Scott also wanted a curriculum in which biblical principles were integral to the message. The community Lighthouse serves come from backgrounds of severe trauma, homelessness, and often substance abuse. They need the truth of the gospel to lead them to long-term change. But often, Scott found that Christian curricula felt forced, as if the biblical principles were artificially inserted after the fact to check the box of being “biblical.”
A Curriculum Teaching Biblical Stewardship Principles
That’s when Scott discovered Faith & Finances, a financial education curriculum from The Chalmers Center that empowers people in material poverty with not only money management skills but also biblical stewardship principles and supportive relationships. He began using Faith & Finances at Lighthouse, and it became one of the tools in the ministry’s workbox to empower life change in the people they serve.
Through the course, John learned not just how to budget and use his finances wisely, but he discovered that God had created him with dignity and worth. He learned to navigate a broken world and that community and healthy relationships are key to a healthy financial life. Now John has a steady job at a university in the custodial department and is about to start college.
“What John is able to achieve is beautiful,” reflects Scott.
Faith & Finances has also helped Scott and his team in their relationships with people in Lighthouse’s program. It has been a key tool in beginning conversations, as it opens clients’ eyes to how important community is to staying sober and staying on the path they’ve chosen for their lives. The curriculum helps individuals assess what assets they already possess that they can use as they are developing their new lives. This has been an epiphany for many of those who take the class.
“When we do the assets lesson, about 100% of students affirm that human assets are the most important. They understand that relationships are the most important element to having healthy finances. That’s a pretty huge eye-opener for them,” Scott says.

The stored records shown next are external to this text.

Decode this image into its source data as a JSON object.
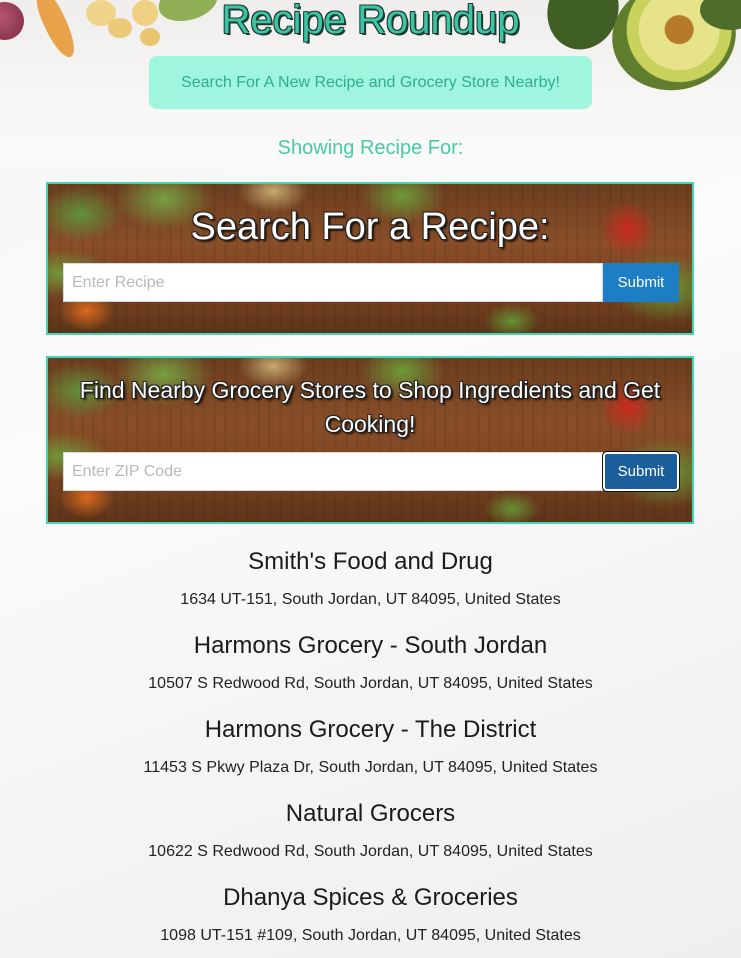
{
  "header": {
    "title": "Recipe Roundup",
    "tagline": "Search For A New Recipe and Grocery Store Nearby!",
    "showing_label": "Showing Recipe For:"
  },
  "recipe_search": {
    "title": "Search For a Recipe:",
    "placeholder": "Enter Recipe",
    "submit_label": "Submit"
  },
  "grocery_search": {
    "title": "Find Nearby Grocery Stores to Shop Ingredients and Get Cooking!",
    "placeholder": "Enter ZIP Code",
    "submit_label": "Submit"
  },
  "stores": [
    {
      "name": "Smith's Food and Drug",
      "address": "1634 UT-151, South Jordan, UT 84095, United States"
    },
    {
      "name": "Harmons Grocery - South Jordan",
      "address": "10507 S Redwood Rd, South Jordan, UT 84095, United States"
    },
    {
      "name": "Harmons Grocery - The District",
      "address": "11453 S Pkwy Plaza Dr, South Jordan, UT 84095, United States"
    },
    {
      "name": "Natural Grocers",
      "address": "10622 S Redwood Rd, South Jordan, UT 84095, United States"
    },
    {
      "name": "Dhanya Spices & Groceries",
      "address": "1098 UT-151 #109, South Jordan, UT 84095, United States"
    }
  ],
  "colors": {
    "accent": "#3cc4a4",
    "tagline_bg": "#9ff5dd",
    "panel_border": "#3fd6b5",
    "submit_bg": "#1e7ec4"
  }
}
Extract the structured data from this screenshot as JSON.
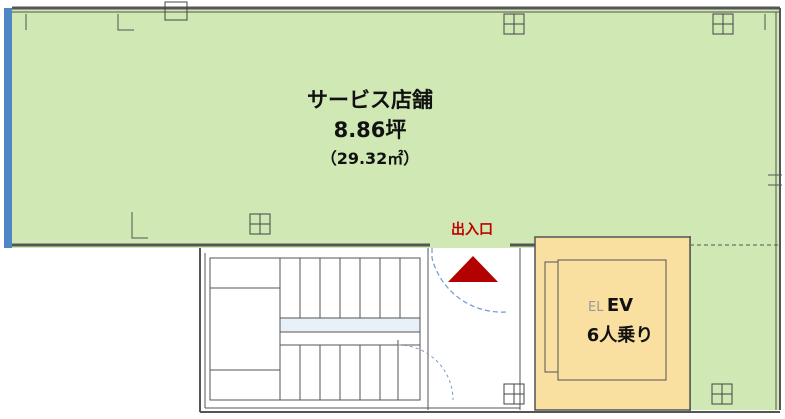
{
  "shop": {
    "name": "サービス店舗",
    "area_tsubo": "8.86坪",
    "area_sqm": "（29.32㎡）",
    "fill_color": "#cfe8b4"
  },
  "entrance": {
    "label": "出入口",
    "label_color": "#c00000",
    "arrow_color": "#b30000"
  },
  "elevator": {
    "label": "EV",
    "faint_label": "EL",
    "capacity": "6人乗り",
    "fill_color": "#f9dfa0"
  },
  "stairs": {
    "tread_count": 7
  }
}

This realization provides Scott and his team with direction for case management. They ask clients what God still needs to heal in their relationships with Him, with themselves, with their families, and with the world.
Stories of Change
Another woman who experienced God’s transformative power, thanks in part to Faith & Finances, is Kellie. A mother of four, Kellie realized through the program that she had a spending problem, in particular with overspending on one of her children. When she examined the issue from the relational, holistic approach the program takes, Kellie broke down crying.
“He’s the only child I used drugs with while I was pregnant,” she confessed.
Kellie realized that she needed to accept forgiveness for her past, rather than trying to earn her son’s love through money. Kellie appreciated what she learned through Faith & Finances so much that she had her mother enroll in the class. Though they came from generations of poverty, Kellie and her mother have now broken the cycle and own a home together. Kellie has also become a staff member at Lighthouse Ministries and is moving into case management — helping others on their path toward wholeness.
A Holistic, Relational Ministry
For Scott, one of the things he appreciates most about using Faith & Finances is that it keeps him and all the other staff and volunteers at Lighthouse on-mission: focused on the gospel even when teaching financial management. It helps residents discern what next steps God is calling them to pursue.
It’s not easy — Scott emphasizes that it requires a team to take this kind of relational, holistic approach. But it’s one of the tools God is using to help them meet their mission — of communicating the Gospel of Jesus Christ to meet the physical and emotional needs of people living in poverty.